Just as cognitive theories of the modular mind inquire
no self, the proliferating connections among voices
and identities in Pynchon's two most recent novels
require no community.  These things can develop and
grow on their own, evidently, in an expanding archive
that never needs to take form in an individual mind.
Yet this does not mean that the novels reject the
ideal of community itself, or consciousness, or
communication--only their representations.  And if
this crisis of represnttaion spells further distress
for liberal hopes of a corporately defined,
symbolically mangeable, cognitively mappable and
undying world community.
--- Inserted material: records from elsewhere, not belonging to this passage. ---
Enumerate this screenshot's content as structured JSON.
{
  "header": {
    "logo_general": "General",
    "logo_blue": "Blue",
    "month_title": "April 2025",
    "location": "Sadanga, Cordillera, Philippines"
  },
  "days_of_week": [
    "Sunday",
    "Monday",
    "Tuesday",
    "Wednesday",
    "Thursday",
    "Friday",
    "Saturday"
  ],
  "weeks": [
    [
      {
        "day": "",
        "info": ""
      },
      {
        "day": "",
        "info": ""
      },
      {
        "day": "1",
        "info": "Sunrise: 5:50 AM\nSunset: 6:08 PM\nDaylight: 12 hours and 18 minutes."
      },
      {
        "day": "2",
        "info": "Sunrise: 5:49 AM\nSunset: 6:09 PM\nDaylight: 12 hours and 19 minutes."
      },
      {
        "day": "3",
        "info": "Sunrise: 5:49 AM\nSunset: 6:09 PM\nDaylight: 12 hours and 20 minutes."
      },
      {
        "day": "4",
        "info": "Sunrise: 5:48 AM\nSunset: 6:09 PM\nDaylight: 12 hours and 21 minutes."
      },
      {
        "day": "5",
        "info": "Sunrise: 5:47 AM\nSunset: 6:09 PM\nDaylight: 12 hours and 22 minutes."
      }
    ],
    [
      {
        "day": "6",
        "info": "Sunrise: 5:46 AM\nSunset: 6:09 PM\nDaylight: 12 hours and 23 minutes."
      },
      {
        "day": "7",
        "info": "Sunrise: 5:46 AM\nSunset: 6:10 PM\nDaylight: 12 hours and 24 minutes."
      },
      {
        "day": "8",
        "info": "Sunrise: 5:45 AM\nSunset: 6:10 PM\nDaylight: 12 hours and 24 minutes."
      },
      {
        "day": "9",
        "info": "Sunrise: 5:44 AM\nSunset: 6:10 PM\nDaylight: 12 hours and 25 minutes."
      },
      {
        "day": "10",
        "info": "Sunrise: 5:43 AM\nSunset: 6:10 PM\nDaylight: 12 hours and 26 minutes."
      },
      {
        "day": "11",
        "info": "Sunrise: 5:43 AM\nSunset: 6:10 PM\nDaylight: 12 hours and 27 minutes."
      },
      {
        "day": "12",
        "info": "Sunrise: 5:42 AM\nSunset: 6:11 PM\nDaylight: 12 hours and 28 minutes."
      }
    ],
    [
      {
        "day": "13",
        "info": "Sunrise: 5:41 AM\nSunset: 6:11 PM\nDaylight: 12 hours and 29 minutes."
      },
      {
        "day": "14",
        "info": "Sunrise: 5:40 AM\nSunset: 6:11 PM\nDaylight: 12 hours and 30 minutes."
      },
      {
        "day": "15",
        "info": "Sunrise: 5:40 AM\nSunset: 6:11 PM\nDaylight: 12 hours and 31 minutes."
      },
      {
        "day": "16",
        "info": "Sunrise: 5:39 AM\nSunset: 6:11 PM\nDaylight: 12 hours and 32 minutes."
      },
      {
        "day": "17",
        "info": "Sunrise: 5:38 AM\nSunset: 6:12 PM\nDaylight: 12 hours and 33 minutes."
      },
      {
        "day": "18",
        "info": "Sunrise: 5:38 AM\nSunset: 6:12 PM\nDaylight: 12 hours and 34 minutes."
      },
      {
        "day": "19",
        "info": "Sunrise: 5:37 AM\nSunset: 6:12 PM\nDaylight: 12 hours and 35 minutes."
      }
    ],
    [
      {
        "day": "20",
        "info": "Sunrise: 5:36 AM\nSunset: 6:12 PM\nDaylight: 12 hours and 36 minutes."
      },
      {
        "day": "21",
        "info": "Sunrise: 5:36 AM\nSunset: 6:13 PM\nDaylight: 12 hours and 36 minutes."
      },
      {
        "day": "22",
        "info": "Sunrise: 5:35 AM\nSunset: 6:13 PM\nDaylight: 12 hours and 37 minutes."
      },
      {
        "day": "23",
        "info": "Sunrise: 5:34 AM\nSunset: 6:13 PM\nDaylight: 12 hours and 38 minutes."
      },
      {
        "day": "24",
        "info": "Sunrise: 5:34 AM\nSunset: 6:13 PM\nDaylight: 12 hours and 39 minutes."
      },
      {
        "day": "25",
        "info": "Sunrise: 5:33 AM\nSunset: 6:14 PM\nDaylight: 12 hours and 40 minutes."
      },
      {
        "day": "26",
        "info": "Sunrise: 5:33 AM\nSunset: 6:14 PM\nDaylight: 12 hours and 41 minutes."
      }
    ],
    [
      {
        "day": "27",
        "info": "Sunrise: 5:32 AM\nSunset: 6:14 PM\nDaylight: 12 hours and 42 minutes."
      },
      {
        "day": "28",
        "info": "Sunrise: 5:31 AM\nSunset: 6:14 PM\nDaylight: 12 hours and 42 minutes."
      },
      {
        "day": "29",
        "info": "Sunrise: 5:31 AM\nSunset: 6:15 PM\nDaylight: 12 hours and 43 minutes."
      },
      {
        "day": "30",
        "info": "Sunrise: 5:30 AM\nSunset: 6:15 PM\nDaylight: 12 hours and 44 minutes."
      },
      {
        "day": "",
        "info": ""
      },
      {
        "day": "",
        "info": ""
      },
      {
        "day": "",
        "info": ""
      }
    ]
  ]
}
Pynchon does not exclude the
possibility of (or fail to imagine) collective
formations outside the corporate register.  Indeed,
the ability of intersubjective communities to stay in
touch while refraining from their own public
self-representation may be the condition of their
persistence within the expanded Symbolic of the
contemporary media environment.
   "The relevance of this conclusion to Pynchon's
founding decision to withhold his public identity
should be apparent.  Authorial absence ned not be
reclusive, countercultural, or noncommunicative. 
Neither is it the stance of a belated American
aristocrat descended from colonial Pyncheons. 
Withdrawal is rather a condition for sharing the work,
even as consciousness needs to insulate itself from
its enabling modules, networks, and working media of
perception to exist.  An author who closes himself off
from the mass media can still remain open to the media
environment, however.  Indeed, Pynchon's privacy could
well be--like consciousness in its self-containment--a
way of 'broadening possible environmental contacts'
(Luhmann, Social Systems 37), a way of expanding
oneself out into cultural areas not yet
represented--not yet fixed, commodified, and made
exchangeable in a controlled economy." (pp. 52-3)

Citing ...

Luhmann, Niklas.  Social Systems.
   Trans. John Bednarz, Jr., with Dirk Baecker.
   Stanford, CA: Stanford UP, 1995 [1984].